Vegetable oil, for deep-frying

Directions

  1. Sprinkle the roast with salt and pepper, and sear on all sides in the oil in a large pot. Remove to a plate. Deglaze the pot with the merlot. Add the carrots, celery, onions, tomatoes, chicken stock, oregano, bay leaves and porcinis. Return the roast to the pot. Bring to a simmer and cook for 3 1/2 hours.
  2. Transfer the liquid from the pot to a blender; blend to make the sauce. Season with salt, pepper and sugar. Return the sauce to the pot and keep warm.
  3. Slice the roast and add it to the sauce to warm up.
  4. To build the sandwich: Put 3 slices of beef on a Bun. Top with some avocado slices and Fried Onions.

Buns:

Yield: 65 buns
  1. Mix the flour, salt, sugar, yeast, milk and water with an electric mixer for 5 minutes. Let rest for 45 minutes.
  2. Portion the dough into 4.5-ounce pieces and roll into balls.
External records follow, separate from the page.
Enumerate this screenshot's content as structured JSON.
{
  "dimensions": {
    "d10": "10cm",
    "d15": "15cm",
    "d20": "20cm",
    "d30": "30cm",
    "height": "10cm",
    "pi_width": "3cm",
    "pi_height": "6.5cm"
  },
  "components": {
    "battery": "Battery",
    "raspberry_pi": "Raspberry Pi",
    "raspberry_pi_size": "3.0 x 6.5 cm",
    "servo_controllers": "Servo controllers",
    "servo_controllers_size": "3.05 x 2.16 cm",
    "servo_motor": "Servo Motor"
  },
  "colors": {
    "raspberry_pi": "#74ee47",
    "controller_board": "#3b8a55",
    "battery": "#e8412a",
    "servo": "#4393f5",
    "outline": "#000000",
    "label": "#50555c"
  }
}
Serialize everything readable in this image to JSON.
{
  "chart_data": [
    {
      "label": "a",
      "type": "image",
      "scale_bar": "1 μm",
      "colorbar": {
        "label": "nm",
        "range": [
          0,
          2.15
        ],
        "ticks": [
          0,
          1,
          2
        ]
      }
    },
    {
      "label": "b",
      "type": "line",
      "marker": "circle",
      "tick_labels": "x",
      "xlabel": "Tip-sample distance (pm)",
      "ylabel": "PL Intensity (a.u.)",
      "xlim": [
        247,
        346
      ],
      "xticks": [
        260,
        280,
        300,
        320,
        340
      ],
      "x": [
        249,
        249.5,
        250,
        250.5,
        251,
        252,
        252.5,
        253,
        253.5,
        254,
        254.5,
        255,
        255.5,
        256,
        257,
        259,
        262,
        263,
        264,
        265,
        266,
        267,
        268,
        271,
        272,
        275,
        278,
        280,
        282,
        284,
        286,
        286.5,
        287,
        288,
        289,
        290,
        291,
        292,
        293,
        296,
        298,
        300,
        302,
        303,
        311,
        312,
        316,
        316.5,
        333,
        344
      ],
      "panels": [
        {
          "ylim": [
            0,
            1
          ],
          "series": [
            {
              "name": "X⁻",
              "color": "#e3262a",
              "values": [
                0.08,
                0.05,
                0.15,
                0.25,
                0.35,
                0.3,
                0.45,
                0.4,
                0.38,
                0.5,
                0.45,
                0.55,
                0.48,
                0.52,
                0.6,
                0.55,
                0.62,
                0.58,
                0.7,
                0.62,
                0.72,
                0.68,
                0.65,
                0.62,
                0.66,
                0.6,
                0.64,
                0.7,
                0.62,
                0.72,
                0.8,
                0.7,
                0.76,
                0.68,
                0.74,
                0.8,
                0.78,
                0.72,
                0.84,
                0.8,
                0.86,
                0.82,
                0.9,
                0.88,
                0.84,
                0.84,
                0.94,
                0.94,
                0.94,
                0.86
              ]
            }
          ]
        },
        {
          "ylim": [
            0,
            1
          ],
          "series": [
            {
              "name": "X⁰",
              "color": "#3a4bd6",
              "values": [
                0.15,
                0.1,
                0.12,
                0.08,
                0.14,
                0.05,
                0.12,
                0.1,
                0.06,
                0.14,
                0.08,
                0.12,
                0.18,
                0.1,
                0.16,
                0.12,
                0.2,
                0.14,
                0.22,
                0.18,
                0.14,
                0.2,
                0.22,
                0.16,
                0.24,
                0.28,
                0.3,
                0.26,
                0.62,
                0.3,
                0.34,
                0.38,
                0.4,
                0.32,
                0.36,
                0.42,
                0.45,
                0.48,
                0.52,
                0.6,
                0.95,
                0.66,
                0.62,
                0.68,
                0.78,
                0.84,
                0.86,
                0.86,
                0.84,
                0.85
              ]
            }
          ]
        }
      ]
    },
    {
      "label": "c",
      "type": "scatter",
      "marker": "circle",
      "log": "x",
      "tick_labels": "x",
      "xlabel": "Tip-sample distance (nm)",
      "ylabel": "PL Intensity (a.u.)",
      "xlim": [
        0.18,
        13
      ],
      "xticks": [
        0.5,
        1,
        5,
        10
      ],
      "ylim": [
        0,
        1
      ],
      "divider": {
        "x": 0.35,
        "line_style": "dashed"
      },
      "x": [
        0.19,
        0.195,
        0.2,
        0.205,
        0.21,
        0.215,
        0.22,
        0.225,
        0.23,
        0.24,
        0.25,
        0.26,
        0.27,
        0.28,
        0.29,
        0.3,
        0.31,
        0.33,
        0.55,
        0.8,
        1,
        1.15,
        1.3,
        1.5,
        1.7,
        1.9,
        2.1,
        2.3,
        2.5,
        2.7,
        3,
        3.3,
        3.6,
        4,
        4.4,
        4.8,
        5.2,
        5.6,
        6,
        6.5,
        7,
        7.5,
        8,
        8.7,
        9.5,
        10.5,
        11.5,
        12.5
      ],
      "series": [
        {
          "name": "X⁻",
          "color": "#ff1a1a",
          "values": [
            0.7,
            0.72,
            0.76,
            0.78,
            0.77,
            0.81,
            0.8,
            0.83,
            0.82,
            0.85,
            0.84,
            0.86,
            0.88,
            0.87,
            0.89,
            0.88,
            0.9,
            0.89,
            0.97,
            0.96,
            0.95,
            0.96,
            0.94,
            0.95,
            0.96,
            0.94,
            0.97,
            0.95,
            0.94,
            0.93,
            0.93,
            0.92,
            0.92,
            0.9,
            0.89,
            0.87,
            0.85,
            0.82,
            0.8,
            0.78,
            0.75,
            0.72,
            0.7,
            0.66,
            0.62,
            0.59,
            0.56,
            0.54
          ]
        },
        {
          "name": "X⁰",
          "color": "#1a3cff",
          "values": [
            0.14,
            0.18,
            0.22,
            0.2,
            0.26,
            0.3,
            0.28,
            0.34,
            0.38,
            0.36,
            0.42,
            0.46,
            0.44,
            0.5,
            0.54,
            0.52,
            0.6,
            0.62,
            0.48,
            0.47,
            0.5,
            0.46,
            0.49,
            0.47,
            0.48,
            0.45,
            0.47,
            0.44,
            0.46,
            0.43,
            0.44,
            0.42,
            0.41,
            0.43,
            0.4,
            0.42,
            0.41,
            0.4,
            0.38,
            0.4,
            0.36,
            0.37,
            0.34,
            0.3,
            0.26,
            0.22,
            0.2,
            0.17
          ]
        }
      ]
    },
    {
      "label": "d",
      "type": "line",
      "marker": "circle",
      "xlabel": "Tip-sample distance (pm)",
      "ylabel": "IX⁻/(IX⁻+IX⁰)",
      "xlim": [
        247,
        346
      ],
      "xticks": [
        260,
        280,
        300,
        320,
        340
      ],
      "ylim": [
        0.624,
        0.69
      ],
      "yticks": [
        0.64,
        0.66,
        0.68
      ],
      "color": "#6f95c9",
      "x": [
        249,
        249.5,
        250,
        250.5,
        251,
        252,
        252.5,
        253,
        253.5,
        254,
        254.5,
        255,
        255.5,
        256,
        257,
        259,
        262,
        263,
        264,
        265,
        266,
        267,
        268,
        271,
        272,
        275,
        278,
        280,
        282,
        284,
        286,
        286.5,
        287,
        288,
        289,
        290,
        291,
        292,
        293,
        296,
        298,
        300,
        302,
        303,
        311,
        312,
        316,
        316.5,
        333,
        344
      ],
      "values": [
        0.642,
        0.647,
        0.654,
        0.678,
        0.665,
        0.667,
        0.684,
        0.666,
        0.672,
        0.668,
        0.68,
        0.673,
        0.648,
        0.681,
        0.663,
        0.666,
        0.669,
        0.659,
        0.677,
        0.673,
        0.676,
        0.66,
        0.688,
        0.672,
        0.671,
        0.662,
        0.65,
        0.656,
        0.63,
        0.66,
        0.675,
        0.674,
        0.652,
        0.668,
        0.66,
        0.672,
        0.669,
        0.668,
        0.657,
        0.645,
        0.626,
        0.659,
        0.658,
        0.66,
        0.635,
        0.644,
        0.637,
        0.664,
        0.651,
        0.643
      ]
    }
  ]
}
Let rest for another 45 minutes.
  3. Bake at 400 degrees F for 9 minutes.

Fried Onions:

  1. Fill a heavy put with 2 inches of oil and heat to 350 degrees F.
  2. Season the red onions with salt and pepper, then toss in flour to coat. Fry the onions until crispy, about 5 minutes. Drain on paper towels.